Comment author: Deems 16 July 2013 10:54:43PM 2 points [-]

Is the journal supposed to be write-only? From the description it sounds so, but I am wondering whether part of the process is supposed to involve reviewing your old entries.

Comment author: Jonathan_Graehl 21 March 2012 11:18:15PM 1 point [-]

This is precisely what I"m not understanding: how is intensity of valence different from intensity of arousal.

In other words, can I feel intensely ambivalent? If so, then I see why they claim >1 dimension. If not, I don't follow.

Comment author: Deems 22 March 2012 12:48:50AM 2 points [-]

Neutral valence, high arousal could be "surprise". If sustained, it's the proverbial "state of cat-like readiness".

I recommend using Google Images ("arousal valence space") to find some pictures, which I think would help your intuition along.

Comment author: Jonathan_Graehl 20 March 2012 12:49:46AM 3 points [-]

[Psychologists describe emotions] in terms of a few fundamental dimensions, including valence, arousal, and approach-avoidance.

I didn't know for sure what any of those were, so I read the wikipedia links.

Valence just means positive or negative (in the affective sense). Arousal is just intensity. Approach-avoidance doesn't seem any different than valence (note: the link you gave was to approach-avoidance conflicts). From my read, these aren't 3 dimensions; they're 1 (real valued).

So the pair of emotion-type (discrete? I don't know what types there are) and real-valued-valence seems enough.

Am I mangling this?

Comment author: Deems 20 March 2012 09:48:47PM 3 points [-]

"Dimensions" because n real values describe an n-dimensional space.

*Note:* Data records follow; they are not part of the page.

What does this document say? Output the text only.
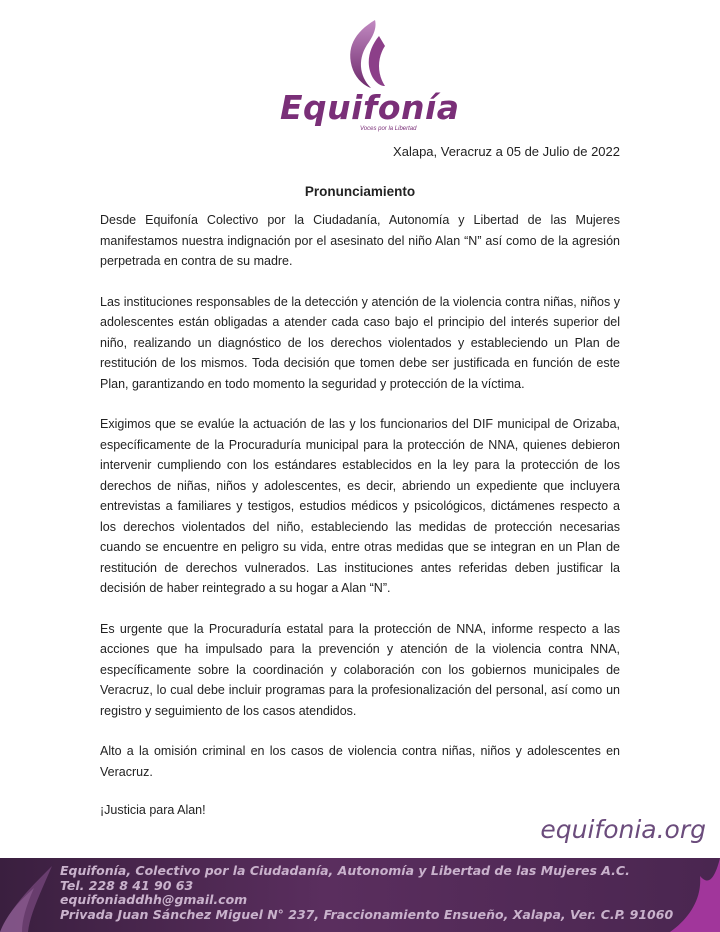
Equifonía
Voces por la Libertad
Xalapa, Veracruz a 05 de Julio de 2022
Pronunciamiento

Desde Equifonía Colectivo por la Ciudadanía, Autonomía y Libertad de las Mujeres manifestamos nuestra indignación por el asesinato del niño Alan “N” así como de la agresión perpetrada en contra de su madre.

Las instituciones responsables de la detección y atención de la violencia contra niñas, niños y adolescentes están obligadas a atender cada caso bajo el principio del interés superior del niño, realizando un diagnóstico de los derechos violentados y estableciendo un Plan de restitución de los mismos. Toda decisión que tomen debe ser justificada en función de este Plan, garantizando en todo momento la seguridad y protección de la víctima.

Exigimos que se evalúe la actuación de las y los funcionarios del DIF municipal de Orizaba, específicamente de la Procuraduría municipal para la protección de NNA, quienes debieron intervenir cumpliendo con los estándares establecidos en la ley para la protección de los derechos de niñas, niños y adolescentes, es decir, abriendo un expediente que incluyera entrevistas a familiares y testigos, estudios médicos y psicológicos, dictámenes respecto a los derechos violentados del niño, estableciendo las medidas de protección necesarias cuando se encuentre en peligro su vida, entre otras medidas que se integran en un Plan de restitución de derechos vulnerados. Las instituciones antes referidas deben justificar la decisión de haber reintegrado a su hogar a Alan “N”.

Es urgente que la Procuraduría estatal para la protección de NNA, informe respecto a las acciones que ha impulsado para la prevención y atención de la violencia contra NNA, específicamente sobre la coordinación y colaboración con los gobiernos municipales de Veracruz, lo cual debe incluir programas para la profesionalización del personal, así como un registro y seguimiento de los casos atendidos.

Alto a la omisión criminal en los casos de violencia contra niñas, niños y adolescentes en Veracruz.

¡Justicia para Alan!

equifonia.org
Equifonía, Colectivo por la Ciudadanía, Autonomía y Libertad de las Mujeres A.C.
Tel. 228 8 41 90 63
equifoniaddhh@gmail.com
Privada Juan Sánchez Miguel N° 237, Fraccionamiento Ensueño, Xalapa, Ver. C.P. 91060
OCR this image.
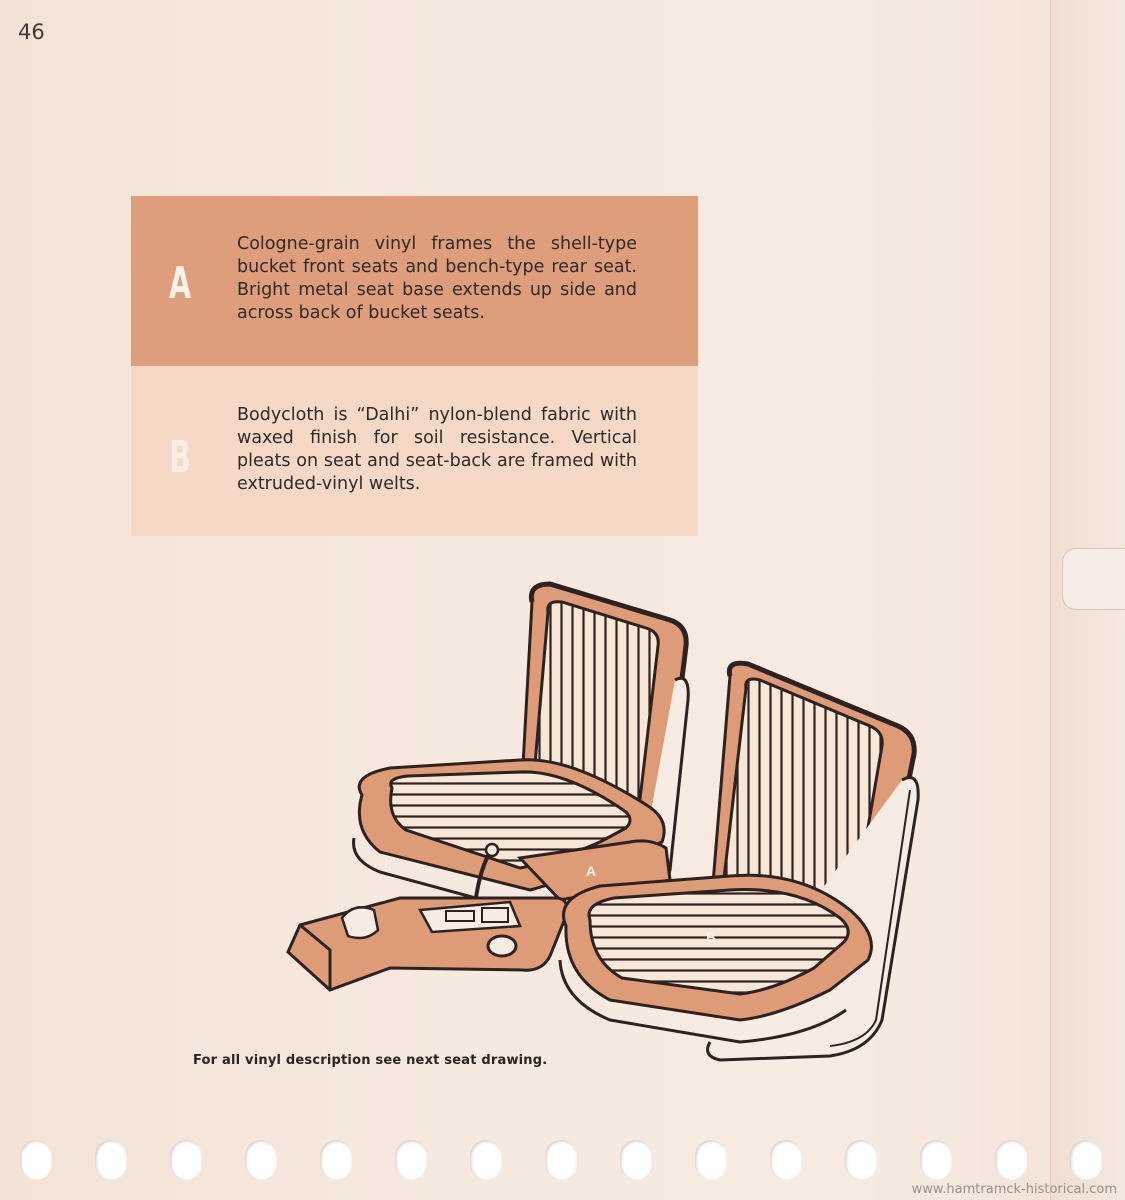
46
A
Cologne-grain vinyl frames the shell-type bucket front seats and bench-type rear seat. Bright metal seat base extends up side and across back of bucket seats.
B
Bodycloth is “Dalhi” nylon-blend fabric with waxed finish for soil resistance. Vertical pleats on seat and seat-back are framed with extruded-vinyl welts.
A
B
For all vinyl description see next seat drawing.
www.hamtramck-historical.com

Semantic labels are a way to describe emotions but would not normally be used in conjunction with dimensional descriptions. Typically you would see a 2D arousal-valence emotional space or a 3D arousal-valence-dominance space. (Dominance is a relatively recent addition needed to distinguish some emotions that occupy the same region of arousal and valence: one such pair is anger and fear, both high-arousal low-valence.)